Removing a configuration¶
Model.remove_device_configuration
is the counterpart of add_device_configuration. It accepts either the
ModelConfiguration object or its name. By default it removes
only the model-level configuration and leaves node references intact, so any
dangling references remain detectable. Pass cascade=True to also strip every
node sharding that referenced it, leaving no dangling references behind.
import onnx_ir as ir
x = ir.Value(name="x", shape=ir.Shape([8, 16]), type=ir.TensorType(ir.DataType.FLOAT))
relu = ir.Node("", "Relu", [x], outputs=[ir.Value(name="y")], name="relu0")
graph = ir.Graph([x], [relu.outputs[0]], nodes=[relu], opset_imports={"": 18})
model = ir.Model(graph, ir_version=11)
conf = model.add_device_configuration("conf0", device_names=("CPU", "CUDA:0"))
relu.shard(x, configuration=conf, axis=0, num_shards=2)
# Cascade removal also clears the node's sharding that used ``conf``.
model.remove_device_configuration(conf, cascade=True)
print(model.device_configurations) # ()
print(relu.device_configurations) # ()
()
()
Validating the configuration¶
Because metadata can be edited freely, the IR follows the common compiler-IR convention: intermediate states may be temporarily invalid, and validity is checked at well-defined points rather than on every edit.
The convenience methods validate eagerly: Node.shard raises immediately if you pass a value that is not one of
the node’s own inputs or outputs, an out-of-range axis, num_shards < 1, an
axis that is already sharded, or a conflicting pipeline_stage. Serialization
is the hard boundary — it raises rather than emitting a malformed proto (for
example when a sharded value has no name).
An internal checker (onnx_ir._multi_device._check_device_configurations) is
also used to surface dangling references and structural problems such as a
configuration that is not declared on the model, a sharded value that is not an
input or output of its node, empty names, out-of-range or duplicated axes, and
device indices outside the configuration’s num_devices. It is not part of the
public API yet.
Serialization¶
Serialization derives the proto tensor_name and configuration_id from the
bound objects’ names, and deserialization resolves them back to the corresponding
Value and ModelConfiguration objects.
import onnx_ir as ir
# ... build ``model`` as above ...
proto = ir.to_proto(model)
restored = ir.from_proto(proto)
node = restored.graph[0]
spec = node.device_configurations[0].sharding_specs[0]
assert spec.value is node.inputs[0] # value resolved
assert node.device_configurations[0].configuration is restored.device_configurations[0]

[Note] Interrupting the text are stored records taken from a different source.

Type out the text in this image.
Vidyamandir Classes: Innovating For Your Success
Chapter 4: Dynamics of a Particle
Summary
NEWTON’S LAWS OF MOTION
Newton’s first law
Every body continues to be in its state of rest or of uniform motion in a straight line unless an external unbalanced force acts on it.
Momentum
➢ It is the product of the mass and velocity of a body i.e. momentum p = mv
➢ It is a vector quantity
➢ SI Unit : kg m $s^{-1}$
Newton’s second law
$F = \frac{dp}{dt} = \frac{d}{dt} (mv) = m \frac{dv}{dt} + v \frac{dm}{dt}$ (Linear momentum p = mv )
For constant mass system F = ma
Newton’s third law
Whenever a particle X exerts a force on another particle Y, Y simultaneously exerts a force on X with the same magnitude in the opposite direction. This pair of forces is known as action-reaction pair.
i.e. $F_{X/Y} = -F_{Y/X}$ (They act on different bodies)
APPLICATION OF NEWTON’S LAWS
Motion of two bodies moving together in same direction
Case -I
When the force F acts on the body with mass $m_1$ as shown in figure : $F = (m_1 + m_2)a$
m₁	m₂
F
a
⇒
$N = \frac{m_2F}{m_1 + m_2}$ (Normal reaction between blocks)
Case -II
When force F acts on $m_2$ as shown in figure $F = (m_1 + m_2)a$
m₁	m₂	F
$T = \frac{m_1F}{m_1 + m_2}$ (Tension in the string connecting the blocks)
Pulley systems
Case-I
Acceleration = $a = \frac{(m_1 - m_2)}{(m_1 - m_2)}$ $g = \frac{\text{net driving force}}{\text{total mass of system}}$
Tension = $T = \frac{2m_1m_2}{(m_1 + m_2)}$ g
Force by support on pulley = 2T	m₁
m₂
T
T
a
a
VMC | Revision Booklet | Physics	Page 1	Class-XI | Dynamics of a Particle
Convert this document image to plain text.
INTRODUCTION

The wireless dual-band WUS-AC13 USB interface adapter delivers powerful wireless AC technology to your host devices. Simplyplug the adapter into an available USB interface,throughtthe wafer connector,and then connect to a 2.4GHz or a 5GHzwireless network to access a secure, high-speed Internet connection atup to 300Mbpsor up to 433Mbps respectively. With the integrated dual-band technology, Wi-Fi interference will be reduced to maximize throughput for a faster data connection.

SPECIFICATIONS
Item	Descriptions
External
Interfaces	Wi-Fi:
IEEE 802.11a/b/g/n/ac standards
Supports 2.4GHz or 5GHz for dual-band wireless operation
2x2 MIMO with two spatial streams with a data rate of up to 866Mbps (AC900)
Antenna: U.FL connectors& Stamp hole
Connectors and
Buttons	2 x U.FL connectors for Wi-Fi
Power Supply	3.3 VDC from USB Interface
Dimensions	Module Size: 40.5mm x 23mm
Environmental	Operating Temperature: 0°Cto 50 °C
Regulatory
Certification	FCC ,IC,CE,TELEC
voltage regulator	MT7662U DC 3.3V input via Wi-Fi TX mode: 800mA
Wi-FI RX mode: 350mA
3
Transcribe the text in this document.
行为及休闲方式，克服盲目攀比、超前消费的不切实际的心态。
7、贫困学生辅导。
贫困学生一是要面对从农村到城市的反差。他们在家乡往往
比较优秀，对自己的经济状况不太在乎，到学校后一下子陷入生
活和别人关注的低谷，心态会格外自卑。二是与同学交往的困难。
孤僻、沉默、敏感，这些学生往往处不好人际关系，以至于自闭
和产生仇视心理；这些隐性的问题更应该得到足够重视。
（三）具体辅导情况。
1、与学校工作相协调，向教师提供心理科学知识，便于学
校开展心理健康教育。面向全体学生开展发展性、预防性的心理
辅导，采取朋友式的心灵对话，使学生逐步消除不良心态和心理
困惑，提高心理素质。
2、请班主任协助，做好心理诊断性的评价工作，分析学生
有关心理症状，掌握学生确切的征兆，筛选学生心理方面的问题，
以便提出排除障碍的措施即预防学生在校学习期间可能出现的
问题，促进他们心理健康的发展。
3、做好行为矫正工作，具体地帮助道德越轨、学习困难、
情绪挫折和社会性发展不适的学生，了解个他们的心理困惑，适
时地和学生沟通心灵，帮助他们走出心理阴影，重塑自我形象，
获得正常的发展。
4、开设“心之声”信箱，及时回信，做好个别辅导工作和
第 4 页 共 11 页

References that cannot be resolved on load (for example a tensor_name that is
not present in the graph, or a configuration_id not declared on the model) are
preserved as lightweight placeholders so the round-trip stays lossless. Serializing
a sharding whose value has no name raises, rather than emitting a malformed proto.
Working with the dataclasses directly¶
The convenience API is built on a small set of frozen dataclasses, which you can also construct directly for full control:
onnx_ir.ModelConfiguration— a named device configuration on the model.onnx_ir.NodeDeviceConfiguration— per-node sharding specs and an optionalpipeline_stage.onnx_ir.ShardingSpec— the sharding of a singleValue.onnx_ir.ShardedDim,onnx_ir.SimpleShardedDim, andonnx_ir.IndexToDeviceGroupMapEntry— the per-axis sharding details.
These mirror the corresponding ONNX protos field-for-field, except that
ShardingSpec holds a value object instead of a tensor_name string and
NodeDeviceConfiguration holds a configuration object instead of a
configuration_id string.
Model.device_configurations only accepts ModelConfiguration objects, and
Node.device_configurations only accepts NodeDeviceConfiguration objects.
Assigning any other type (for example raw bytes or a protobuf message) is
rejected at the serialization boundary (surface error:
onnx_ir.serde.SerdeError, with the original TypeError as __cause__).